If you need granular control, call features directly without the pipeline:

import numpy as np
from pictologics import load_image
from pictologics.preprocessing import (
    resample_image, resegment_mask, filter_outliers,
    discretise_image, apply_mask
)
from pictologics.features.intensity import calculate_intensity_features
from pictologics.features.morphology import calculate_morphology_features
from pictologics.features.texture import calculate_all_texture_features

# Load and preprocess
image = load_image("image.nii.gz")
mask = load_image("mask.nii.gz")
image = resample_image(image, new_spacing=(1.0, 1.0, 1.0))
mask = resample_image(mask, new_spacing=(1.0, 1.0, 1.0), interpolation="nearest")
mask = resegment_mask(image, mask, range_min=-1000, range_max=400)

# Discretise for texture
disc_image = discretise_image(image, method="FBN", n_bins=32, roi_mask=mask)

# Extract features
morph = calculate_morphology_features(mask, image=image, intensity_mask=mask)
intensity = calculate_intensity_features(apply_mask(image, mask))
texture = calculate_all_texture_features(disc_image.array, mask.array, n_bins=32)

all_features = {**morph, **intensity, **texture}
print(f"Extracted {len(all_features)} features")

Use the Pipeline Instead

The RadiomicsPipeline accomplishes the same workflow with automatic image routing, logging, deduplication, and configuration export.

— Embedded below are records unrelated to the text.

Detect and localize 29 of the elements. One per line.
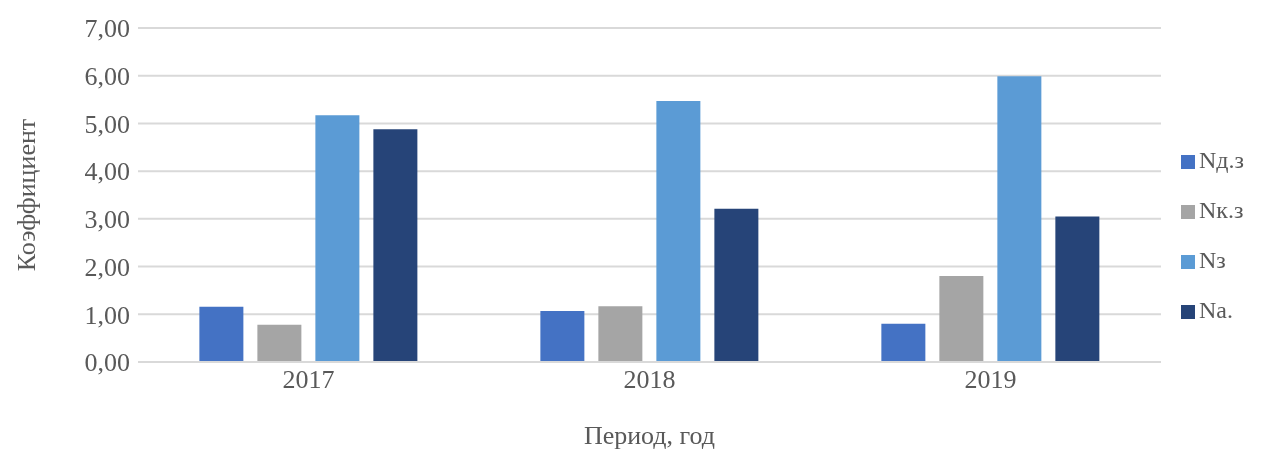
- bar: [598, 306, 643, 362]
- bar: [257, 324, 302, 362]
- legend-label: Nз: [1198, 247, 1226, 273]
- y-tick-label: 2,00: [84, 252, 130, 282]
- bar: [881, 323, 926, 362]
- bar: [373, 129, 418, 362]
- bar: [540, 310, 585, 362]
- y-axis-title: Коэффициент: [12, 118, 42, 272]
- bar: [656, 101, 701, 362]
- bar: [199, 306, 244, 362]
- x-tick-label: 2017: [282, 365, 335, 395]
- x-axis-title: Период, год: [583, 421, 716, 450]
- x-tick-label: 2019: [964, 365, 1017, 395]
- y-tick-label: 1,00: [84, 300, 130, 330]
- legend-label: Nд.з: [1198, 147, 1244, 173]
- y-tick-label: 0,00: [84, 348, 130, 378]
- y-tick-label: 6,00: [84, 61, 130, 91]
- y-tick-label: 5,00: [84, 109, 130, 139]
- bar: [315, 115, 360, 362]
- bar: [939, 276, 984, 362]
- legend-label: Nк.з: [1198, 197, 1244, 223]
- bar: [714, 208, 759, 362]
- bar: [1055, 216, 1100, 362]
- y-tick-label: 3,00: [84, 205, 130, 235]
- x-tick-label: 2018: [623, 365, 676, 395]
- y-tick-label: 4,00: [84, 157, 130, 187]
- legend-label: Na.: [1198, 297, 1233, 323]
- y-tick-label: 7,00: [84, 14, 130, 44]
- bar: [997, 76, 1042, 362]
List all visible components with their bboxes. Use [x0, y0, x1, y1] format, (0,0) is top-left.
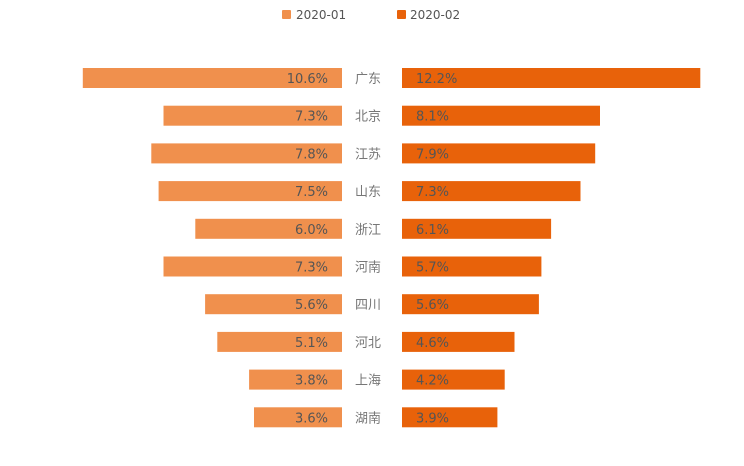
legend-item-series-2[interactable]: 2020-02 [397, 8, 460, 22]
category-label-0: 广东 [355, 72, 381, 87]
data-label-series-1-3: 7.5% [295, 185, 328, 200]
bar-series-2-4[interactable] [402, 218, 552, 239]
category-label-1: 北京 [355, 110, 381, 125]
bar-series-1-1[interactable] [163, 105, 343, 126]
bar-series-1-5[interactable] [163, 256, 343, 277]
legend-swatch-series-2 [397, 10, 406, 19]
bar-series-2-3[interactable] [402, 181, 581, 202]
bar-series-2-8[interactable] [402, 369, 505, 390]
category-label-5: 河南 [355, 260, 381, 276]
bar-series-1-6[interactable] [205, 294, 342, 315]
data-label-series-2-2: 7.9% [416, 147, 449, 162]
legend-label-series-2: 2020-02 [410, 8, 460, 22]
data-label-series-2-9: 3.9% [416, 411, 449, 426]
bar-series-1-3[interactable] [158, 181, 342, 202]
data-label-series-2-0: 12.2% [416, 72, 457, 87]
bar-series-1-0[interactable] [82, 68, 343, 88]
bar-series-2-9[interactable] [402, 407, 498, 428]
legend-label-series-1: 2020-01 [296, 8, 346, 22]
data-label-series-2-3: 7.3% [416, 185, 449, 200]
category-label-3: 山东 [355, 185, 381, 200]
data-label-series-2-6: 5.6% [416, 298, 449, 313]
data-label-series-1-2: 7.8% [295, 147, 328, 162]
category-label-8: 上海 [355, 374, 381, 389]
legend-item-series-1[interactable]: 2020-01 [282, 8, 346, 22]
plot-area: 10.6% 广东 12.2% 7.3% 北京 8.1% 7.8% 江苏 7.9% 7.5% 山东 7.… [82, 68, 701, 428]
category-label-7: 河北 [355, 336, 381, 351]
category-label-9: 湖南 [355, 410, 381, 426]
bar-series-2-2[interactable] [402, 143, 596, 164]
category-label-2: 江苏 [355, 146, 381, 162]
category-label-6: 四川 [355, 298, 381, 313]
bar-series-1-2[interactable] [151, 143, 342, 164]
bar-series-2-7[interactable] [402, 331, 515, 352]
legend-swatch-series-1 [282, 10, 291, 19]
data-label-series-2-1: 8.1% [416, 110, 449, 125]
category-label-4: 浙江 [355, 223, 381, 238]
bar-series-2-5[interactable] [402, 256, 542, 277]
data-label-series-2-8: 4.2% [416, 374, 449, 389]
bar-series-1-8[interactable] [249, 369, 342, 390]
bar-series-1-9[interactable] [254, 407, 342, 428]
data-label-series-1-9: 3.6% [295, 411, 328, 426]
data-label-series-2-4: 6.1% [416, 223, 449, 238]
data-label-series-1-7: 5.1% [295, 336, 328, 351]
data-label-series-2-7: 4.6% [416, 336, 449, 351]
bar-series-1-7[interactable] [217, 331, 342, 352]
data-label-series-1-8: 3.8% [295, 374, 328, 389]
data-label-series-1-6: 5.6% [295, 298, 328, 313]
bar-series-2-0[interactable] [402, 68, 701, 88]
data-label-series-1-1: 7.3% [295, 110, 328, 125]
bar-series-2-1[interactable] [402, 105, 600, 126]
data-label-series-1-0: 10.6% [287, 72, 328, 87]
data-label-series-1-4: 6.0% [295, 223, 328, 238]
data-label-series-2-5: 5.7% [416, 261, 449, 276]
bar-series-1-4[interactable] [195, 218, 342, 239]
chart-legend[interactable]: 2020-01 2020-02 [282, 8, 460, 22]
bar-series-2-6[interactable] [402, 294, 539, 315]
data-label-series-1-5: 7.3% [295, 261, 328, 276]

Manual extraction is mainly useful for debugging or understanding the underlying process.

Performance Tips

  • Spatial/local intensity can be extremely slow on large ROIs. Keep them disabled unless needed.
  • Texture requires discretisation. Without a discretise step, the pipeline raises an error.
  • For large 3D images, consider coarser spacing for exploratory work.
  • For CT in Hounsfield Units, FBS (bin_width) is often more interpretable; for MRI/PET, FBN (n_bins) may be preferable.